Алексей, втаптывая ногами траву, машинально сорвал стебель, рассеянно понюхал, полынная горечь закружила голову.
- Они не пожили. Они оставили жизнь нам... - обронил он глухо и опять шел по выгону.
- У нас теперь, Алешка, третий человечек. Сынишка. Как я рада! стараясь рассеять его мрачность, залепетала Верочка. Она прижалась к нему, ластилась, чувствуя, как от радости, не украденной, а своей радости трепетало сердце.
ГЛАВА ТРИДЦАТЬ ЧЕТВЕРТАЯ
Не раз ходили в степь, на луга.
Виделась теперь Кострову и вспоминалась, как въявь, прежняя, в юности исхоженная, изведанная, всем нутром понятая степь, и оттого он испытывал сейчас гнетуще-тоскливое чувство расставания с нею.

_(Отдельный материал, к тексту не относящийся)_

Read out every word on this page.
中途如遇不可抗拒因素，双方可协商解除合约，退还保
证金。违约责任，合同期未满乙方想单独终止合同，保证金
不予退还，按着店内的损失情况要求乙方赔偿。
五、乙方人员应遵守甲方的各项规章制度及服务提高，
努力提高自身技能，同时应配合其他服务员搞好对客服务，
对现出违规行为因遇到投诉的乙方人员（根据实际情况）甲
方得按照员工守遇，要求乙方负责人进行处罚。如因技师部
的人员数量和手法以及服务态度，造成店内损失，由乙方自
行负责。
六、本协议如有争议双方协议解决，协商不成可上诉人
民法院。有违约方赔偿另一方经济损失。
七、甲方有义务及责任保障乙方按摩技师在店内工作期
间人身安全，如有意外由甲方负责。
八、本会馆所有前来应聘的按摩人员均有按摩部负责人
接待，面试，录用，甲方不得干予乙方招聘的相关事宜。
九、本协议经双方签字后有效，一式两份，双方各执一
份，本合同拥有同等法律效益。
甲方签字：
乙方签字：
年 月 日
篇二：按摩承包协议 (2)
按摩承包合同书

Бывало, выйдешь в поле - какой простор и тишина полуденной истомы! Нежарко солнце, хотя и стелются, ложатся на землю отвесные лучи; стойко держится в тени прохлады остуженный и мореный воздух; клонятся отягощенные колосьями ржаные хлеба... А как подуют ветры - легкая зыбь взбодрит травы, послышатся шорох поля и звон от колоса к колосу, забродят облака, лягут на землю тени и зачнут гулять по холмам и долам, через дороги и перелески... Тени-тени, лебединые крылья-тени!..
Хмурится небо, и с горизонта сизой стеною - все ближе и ближе подступают дожди, и вот уже молнии полосуют толщи туч, пронзают их вкось и вдоль изломами холодно-серебряных ножей, в одно мгновение стынет мертвенная тишь, а потом хлынет теплый дождь и так же скоро кончится, как и возьмется. И раздвинется горизонт, покажет проем синевы - и опять всевластно солнце, парит земля, дрожат, высверкивая алмазами, крупные капли на травах и в листьях деревьев.